Last month, a circuit court judge declared Hemme “actually innocent,” and an appeals court upheld this decision, ordering her release during ongoing case reviews. However, her release is being delayed by additional sentences totaling 12 years for offenses committed during her incarceration, adding to her initial life sentence for the murder of Patricia Jeschke, a library worker.

Attorney General Bailey continued efforts to keep Hemme imprisoned, despite her legal team’s argument that further incarceration would be excessively harsh. Hemme was expected to be released into the care of her sister and brother-in-law in Higginsville, Missouri, after the Missouri Supreme Court upheld decisions for her release on her own recognizance.

The timing of Hemme’s release remains unclear.

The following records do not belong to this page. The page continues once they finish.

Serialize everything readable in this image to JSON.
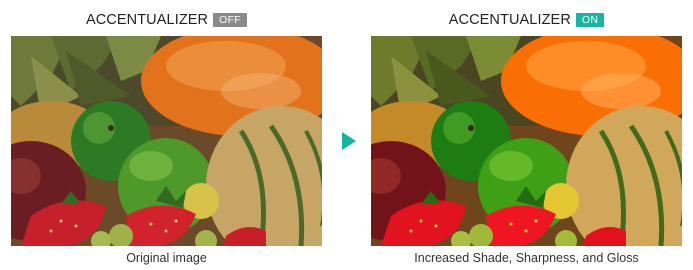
{
  "before": {
    "heading": "ACCENTUALIZER",
    "badge": "OFF",
    "badge_color": "#8a8a8a",
    "caption": "Original image"
  },
  "after": {
    "heading": "ACCENTUALIZER",
    "badge": "ON",
    "badge_color": "#16b79f",
    "caption": "Increased Shade, Sharpness, and Gloss"
  },
  "arrow": {
    "icon": "play-arrow-icon",
    "color": "#12b7a2"
  }
}
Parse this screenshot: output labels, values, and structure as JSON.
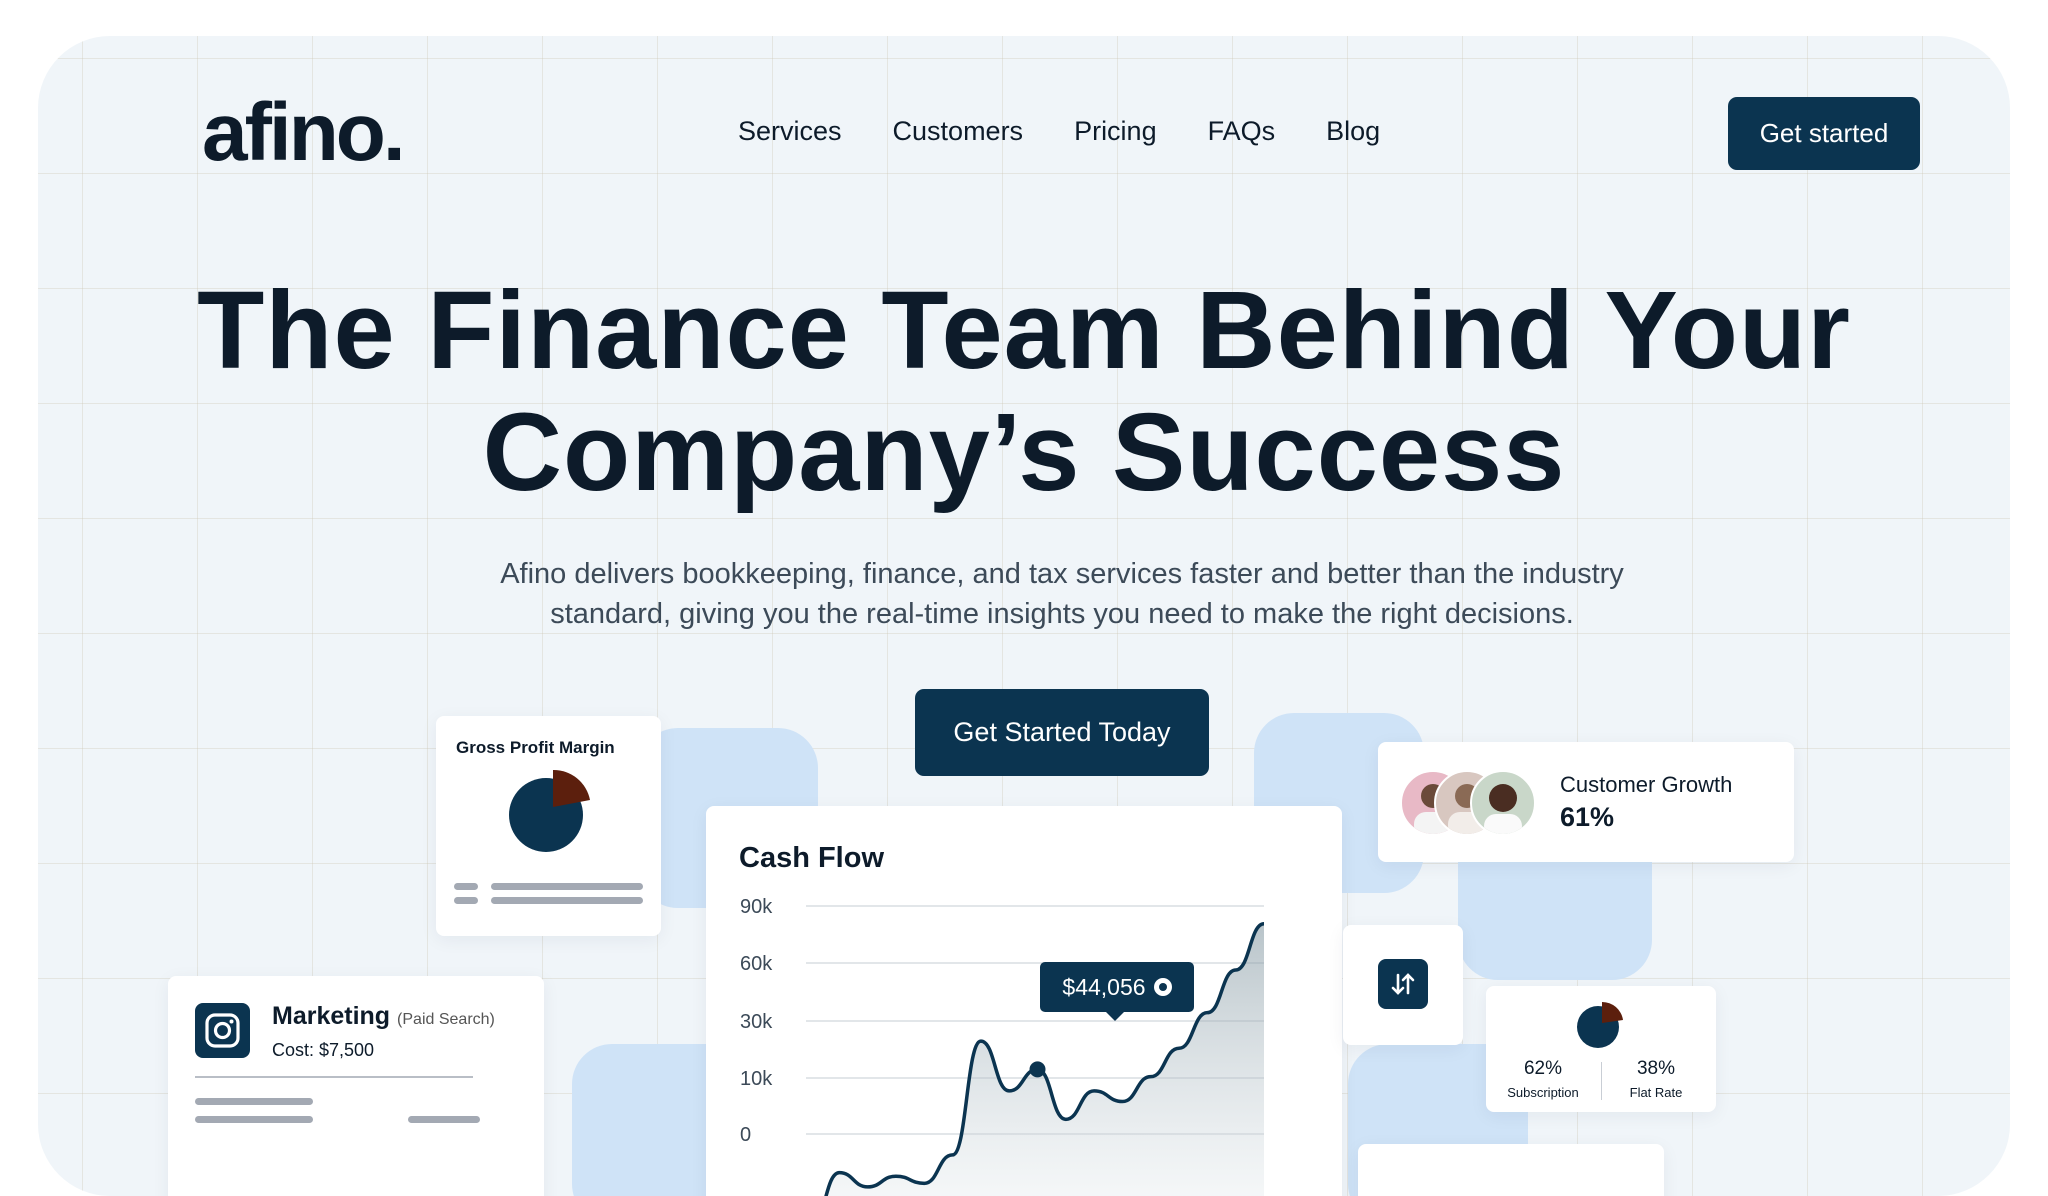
{
  "brand": {
    "logo": "afino.",
    "accent": "#0b3450",
    "accent_dark": "#5c1f0d"
  },
  "nav": [
    {
      "label": "Services"
    },
    {
      "label": "Customers"
    },
    {
      "label": "Pricing"
    },
    {
      "label": "FAQs"
    },
    {
      "label": "Blog"
    }
  ],
  "header": {
    "cta_label": "Get started"
  },
  "hero": {
    "title_line1": "The Finance Team Behind Your",
    "title_line2": "Company’s Success",
    "subtitle_line1": "Afino delivers bookkeeping, finance, and tax services faster and better than the industry",
    "subtitle_line2": "standard, giving you the real-time insights you need to make the right decisions.",
    "cta_label": "Get Started Today"
  },
  "gross_profit_card": {
    "title": "Gross Profit Margin",
    "pie_share": 0.18
  },
  "cash_flow_card": {
    "title": "Cash Flow",
    "tooltip_value": "$44,056",
    "icon": "sort-arrows-icon"
  },
  "customer_growth_card": {
    "label": "Customer Growth",
    "value": "61%",
    "avatars": 3
  },
  "marketing_card": {
    "icon": "instagram-icon",
    "title": "Marketing",
    "qualifier": "(Paid Search)",
    "cost": "Cost: $7,500"
  },
  "revenue_split_card": {
    "left_value": "62%",
    "left_label": "Subscription",
    "right_value": "38%",
    "right_label": "Flat Rate"
  },
  "chart_data": {
    "type": "area",
    "title": "Cash Flow",
    "y_ticks": [
      "90k",
      "60k",
      "30k",
      "10k",
      "0"
    ],
    "ylim": [
      0,
      90000
    ],
    "grid": true,
    "series": [
      {
        "values": [
          0,
          15000,
          11000,
          14000,
          12000,
          20000,
          52000,
          38000,
          44056,
          30000,
          38000,
          35000,
          42000,
          50000,
          60000,
          72000,
          85000
        ]
      }
    ]
  }
}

Sean O’Brien, one of her lawyers, has requested an emergency status conference to expedite her release. The Department of Corrections has been urged to quickly comply with her release, as expressed in a statement from Hemming’s lawyers to The Associated Press, noting her family’s readiness to reunite.

Now 64, Hemme has been identified by the Innocence Project as the longest-incarcerated woman wrongfully held in the U.S. Circuit Court Judge Ryan Horsman emphasized her actual innocence, noting her compromised mental state during police interrogations at a psychiatric hospital which led to unreliable confessions under heavy sedation.

Moreover, it was revealed that the police overlooked evidence implicating another suspect, Michael Holman, a deceased police officer, and did not disclose crucial FBI results that could have exonerated Hemme during her trials. Judge Horsman criticized the handling of Hemme’s case, labeling her a victim of “manifest injustice.”